Obligation to Honor Trades
Rule 7250A requires that if a Participant is reported by the System as a party to a trade treated as locked-in and sent to DTCC, that party must honor the trade on the scheduled settlement date, notwithstanding any other agreement to the contrary.
Audit Trail Requirements
Rule 7260A imposes an ongoing obligation on member firms using the FINRA/Nasdaq Trade Reporting Facility to input the data elements specified in Rule 7230A(d) accurately and completely.
Violation of Reporting Rules
Rule 7270A provides that failure of a Participant, or a person associated with a Participant, to comply with any rule or requirement of the System may be considered conduct inconsistent with high standards of commercial honor and just and equitable principles of trade, in violation of Rule 2010.
Termination of Access
Rule 7280A grants FINRA authority, upon notice, to terminate a Participant's access to the trade reporting service where the Participant fails to abide by any rule or operating procedure, fails to honor contractual agreements, or fails to pay promptly for services rendered.
Enforcement Context and Examination Priorities
Because Nasdaq, as Business Member, bears responsibility for the facility's pricing and business affairs, FINRA's own enforcement focus under this series concentrates on the participation, input, and audit trail obligations that fall within FINRA's retained regulatory responsibility as SRO Member, rather than on pricing disputes, which are addressed instead through the fee dispute mechanisms tied to Rule 7620A. FINRA's oversight of Nasdaq's performance as Business Member is itself conducted through recurring assessment and review by an outside independent audit firm, a structural safeguard distinct from ordinary member-level enforcement. At the member level, enforcement under Rule 7270A follows the same Rule 2010 bridge used throughout FINRA's trade reporting rules, and firms are expected to maintain Rule 3110 supervisory procedures addressing accurate MPID usage and correct facility selection, particularly given that a firm suspended from one FINRA/Nasdaq TRF facility, Carteret or Chicago, remains automatically suspended from the other until FINRA restores access to both.

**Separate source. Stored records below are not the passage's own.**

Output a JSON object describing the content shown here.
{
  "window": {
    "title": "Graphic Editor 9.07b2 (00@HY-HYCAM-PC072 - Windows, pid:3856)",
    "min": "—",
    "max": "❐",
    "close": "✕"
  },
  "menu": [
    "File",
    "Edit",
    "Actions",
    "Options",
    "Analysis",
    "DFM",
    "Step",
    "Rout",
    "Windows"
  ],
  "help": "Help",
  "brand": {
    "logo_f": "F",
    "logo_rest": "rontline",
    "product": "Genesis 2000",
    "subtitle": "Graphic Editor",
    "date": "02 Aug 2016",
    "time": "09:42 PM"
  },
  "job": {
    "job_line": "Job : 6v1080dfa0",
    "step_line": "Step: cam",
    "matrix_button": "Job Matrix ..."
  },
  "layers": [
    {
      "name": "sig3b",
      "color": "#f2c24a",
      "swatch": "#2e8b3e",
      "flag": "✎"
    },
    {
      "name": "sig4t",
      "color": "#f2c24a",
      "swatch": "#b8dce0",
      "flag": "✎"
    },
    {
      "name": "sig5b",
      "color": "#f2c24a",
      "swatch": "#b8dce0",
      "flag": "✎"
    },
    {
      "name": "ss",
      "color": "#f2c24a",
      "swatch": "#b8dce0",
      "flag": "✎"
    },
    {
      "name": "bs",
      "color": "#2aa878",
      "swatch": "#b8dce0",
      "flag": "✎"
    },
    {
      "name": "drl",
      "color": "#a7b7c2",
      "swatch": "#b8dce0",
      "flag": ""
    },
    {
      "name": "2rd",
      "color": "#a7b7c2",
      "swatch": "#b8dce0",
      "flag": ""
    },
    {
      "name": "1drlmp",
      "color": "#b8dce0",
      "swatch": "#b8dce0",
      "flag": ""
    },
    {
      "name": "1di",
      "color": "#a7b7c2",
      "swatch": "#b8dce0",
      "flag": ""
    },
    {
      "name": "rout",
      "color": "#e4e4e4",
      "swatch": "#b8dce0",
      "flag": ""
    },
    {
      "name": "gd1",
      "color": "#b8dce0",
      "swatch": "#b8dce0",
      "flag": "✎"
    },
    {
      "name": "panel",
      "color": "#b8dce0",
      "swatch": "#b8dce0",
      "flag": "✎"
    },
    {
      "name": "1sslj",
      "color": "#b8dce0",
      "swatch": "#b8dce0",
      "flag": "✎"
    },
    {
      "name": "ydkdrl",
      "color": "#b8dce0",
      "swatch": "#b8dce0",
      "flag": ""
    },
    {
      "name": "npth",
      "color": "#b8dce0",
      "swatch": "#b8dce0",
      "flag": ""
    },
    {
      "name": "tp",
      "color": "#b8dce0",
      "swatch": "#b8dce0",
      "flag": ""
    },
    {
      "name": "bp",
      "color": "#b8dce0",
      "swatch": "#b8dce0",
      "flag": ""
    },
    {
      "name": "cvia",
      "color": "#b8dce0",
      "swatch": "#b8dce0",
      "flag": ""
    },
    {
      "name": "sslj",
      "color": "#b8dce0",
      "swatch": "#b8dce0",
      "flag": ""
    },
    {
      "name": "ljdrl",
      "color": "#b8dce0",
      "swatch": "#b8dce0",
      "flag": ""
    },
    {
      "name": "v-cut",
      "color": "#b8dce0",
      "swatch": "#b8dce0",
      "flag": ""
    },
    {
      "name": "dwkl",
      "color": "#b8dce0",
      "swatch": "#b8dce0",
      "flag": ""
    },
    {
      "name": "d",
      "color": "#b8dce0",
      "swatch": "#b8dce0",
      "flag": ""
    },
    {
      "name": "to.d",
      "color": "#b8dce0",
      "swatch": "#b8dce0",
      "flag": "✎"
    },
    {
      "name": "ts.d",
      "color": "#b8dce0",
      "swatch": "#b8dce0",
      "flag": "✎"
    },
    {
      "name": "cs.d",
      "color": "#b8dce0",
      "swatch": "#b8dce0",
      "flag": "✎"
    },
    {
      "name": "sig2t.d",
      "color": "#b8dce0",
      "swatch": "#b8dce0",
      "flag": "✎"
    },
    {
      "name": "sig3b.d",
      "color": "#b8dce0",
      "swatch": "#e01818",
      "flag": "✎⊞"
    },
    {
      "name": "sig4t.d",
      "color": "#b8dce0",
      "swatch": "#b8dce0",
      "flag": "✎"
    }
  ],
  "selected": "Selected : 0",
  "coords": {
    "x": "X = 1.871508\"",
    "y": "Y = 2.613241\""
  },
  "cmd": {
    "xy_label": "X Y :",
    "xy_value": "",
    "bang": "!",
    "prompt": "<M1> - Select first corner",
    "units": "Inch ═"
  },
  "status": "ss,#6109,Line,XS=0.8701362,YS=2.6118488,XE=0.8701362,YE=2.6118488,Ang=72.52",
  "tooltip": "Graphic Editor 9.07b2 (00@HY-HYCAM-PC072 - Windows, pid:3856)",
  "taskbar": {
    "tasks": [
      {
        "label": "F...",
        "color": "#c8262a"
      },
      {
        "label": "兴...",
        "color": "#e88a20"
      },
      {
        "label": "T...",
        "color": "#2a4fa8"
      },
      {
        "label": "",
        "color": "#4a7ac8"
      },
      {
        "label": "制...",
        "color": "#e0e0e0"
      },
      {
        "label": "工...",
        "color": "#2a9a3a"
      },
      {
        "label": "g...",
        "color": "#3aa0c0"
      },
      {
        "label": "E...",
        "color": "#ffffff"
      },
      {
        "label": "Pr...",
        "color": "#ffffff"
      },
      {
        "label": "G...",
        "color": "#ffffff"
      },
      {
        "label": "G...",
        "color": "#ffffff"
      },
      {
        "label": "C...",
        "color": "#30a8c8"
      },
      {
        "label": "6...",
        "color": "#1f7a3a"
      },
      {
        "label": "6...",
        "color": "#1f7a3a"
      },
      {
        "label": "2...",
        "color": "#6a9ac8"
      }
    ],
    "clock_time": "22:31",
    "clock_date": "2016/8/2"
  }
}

Examination Relevance and Key Takeaways
Candidates should retain that the FINRA/Nasdaq TRF is operated by Nasdaq under an LLC Agreement with FINRA, with FINRA holding sole regulatory responsibility as SRO Member and Nasdaq responsible for business affairs and pricing as Business Member, a structure that does not exist for the ADF or ORF, both of which are operated directly by FINRA. Candidates should also retain that FINRA/Nasdaq TRF Carteret and FINRA/Nasdaq TRF Chicago are two separate, legally distinct facilities under a single rule series, that trade corrections must be directed to the originating facility, and that FINRA disciplinary action against a Participant in one automatically extends to the other. The 20-minute trade acceptance window, and its facility-specific reopening deadlines, 4:20 a.m. Eastern Time for the FINRA/Nasdaq TRF versus 8:20 a.m. Eastern Time for the ADF and ORF, is a frequently tested mechanical detail. Finally, candidates should recognize that the eight-rule functional template found here is structurally identical to the Rule 7100 Series and recurs again in the Rule 7200B Series governing the FINRA/NYSE Trade Reporting Facility, both series tracing back to the same 2008 split of the original NASD Rule 6100 Series.